Actualmente la capacidad científica de los investigadores españoles es comparable a la de los grandes países europeos. El porcentaje de artículos científicos españoles (1,60%) que la herramienta ESI denomina “top papers” es muy parecido al de Alemania (1,69%) o Francia (1,70%). La enorme diferencia del GERD español con el de estos países justifica una distancia en el número de publicaciones de calidad, pero es sólo el 70% de Alemania y el 90% de Francia.

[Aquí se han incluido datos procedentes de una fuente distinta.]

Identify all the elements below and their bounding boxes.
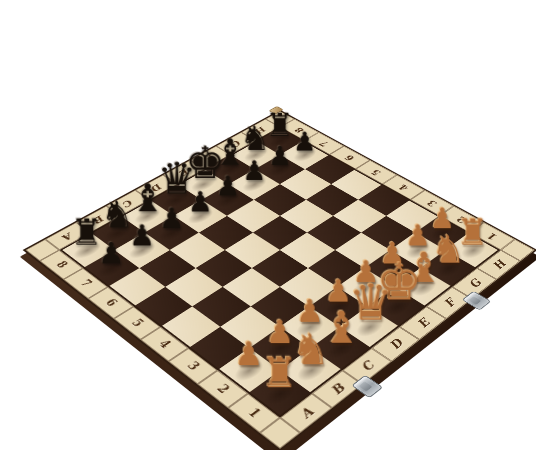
rank-label-text: 5 <box>128 317 145 329</box>
file-label-text: D <box>385 337 406 351</box>
rank-label-text: 5 <box>369 168 383 177</box>
rank-label-text: 8 <box>53 259 70 269</box>
rank-label-text: 2 <box>213 382 231 395</box>
file-label-text: B <box>327 381 348 397</box>
file-label-text: F <box>440 296 459 308</box>
rank-label-text: 6 <box>102 297 119 308</box>
file-label-text: H <box>489 258 509 271</box>
piece-black-pawn[interactable]: ♟ <box>91 240 131 268</box>
file-label-text: C <box>357 359 377 374</box>
rank-label-text: 4 <box>396 183 410 192</box>
file-label-text: E <box>413 316 432 329</box>
rank-label-text: 1 <box>244 406 263 420</box>
photo-stage: ABCDEFGH8♜♞♝♛♚♝♞♜87♟♟♟♟♟♟♟♟7665544332♟♟♟… <box>0 0 536 450</box>
file-label-text: A <box>296 405 317 421</box>
file-label-text: G <box>465 277 485 290</box>
piece-white-rook[interactable]: ♜ <box>257 354 302 393</box>
rank-label-text: 6 <box>343 153 357 161</box>
rank-label-text: 4 <box>155 338 173 350</box>
rank-label-text: 3 <box>184 359 202 372</box>
rank-label-text: 7 <box>77 278 94 289</box>
chess-board-3d: ABCDEFGH8♜♞♝♛♚♝♞♜87♟♟♟♟♟♟♟♟7665544332♟♟♟… <box>23 110 536 450</box>
square-a7[interactable]: ♟ <box>83 250 139 287</box>
board-frame-grid: ABCDEFGH8♜♞♝♛♚♝♞♜87♟♟♟♟♟♟♟♟7665544332♟♟♟… <box>23 110 536 450</box>
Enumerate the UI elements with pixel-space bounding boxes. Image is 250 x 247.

Sin embargo, la capacidad innovadora de España dista mucho de la de los grandes socios europeos. España, con un valor del índice EIS del 89,9%, está desde hace años en el grupo de innovadores moderados, junto con Eslovenia (91,0), Chequia (89,7), Italia (89,6), Malta (88,0), Lituania (83,6), Portugal (83,5), Grecia (77,5) y Hungría (70,5). Las deficiencias españolas son muy claras en la innovación de sus pymes, en inversiones de las empresas y en empleo innovador, aunque destaca en Digitalización.
El Informe GII analiza la capacidad innovadora de los países desde perspectivas distintas, pero las conclusiones son similares en el caso de España. Las mayores diferencias negativas para España están en los grupos de indicadores “Rendimiento del conocimiento y la tecnología” y en “Rendimiento de las actividades creativas”. Frente a Alemania y Francia los grupos de “Complejidades de negocios y “complejidad del mercado” están también alejados de los de España.
Una constante que se aprecia en cualquier análisis de la situación científica y tecnológica española es la menor actividad innovadora basada en el conocimiento de sus empresas. Toda actitud innovadora va precedida por la propensión a innovar, es decir la inclinación a buscar, aceptar y poner en práctica cambios novedosos. Se trata pues de una cuestión cultural, cuya asunción por un colectivo es un proceso complejo que requiere tiempo, estrategia y la participación de múltiples actores respetados. Aumentar la propensión a innovar de toda la sociedad, no sólo del colectivo empresarial, es un objetivo que debería asumir España.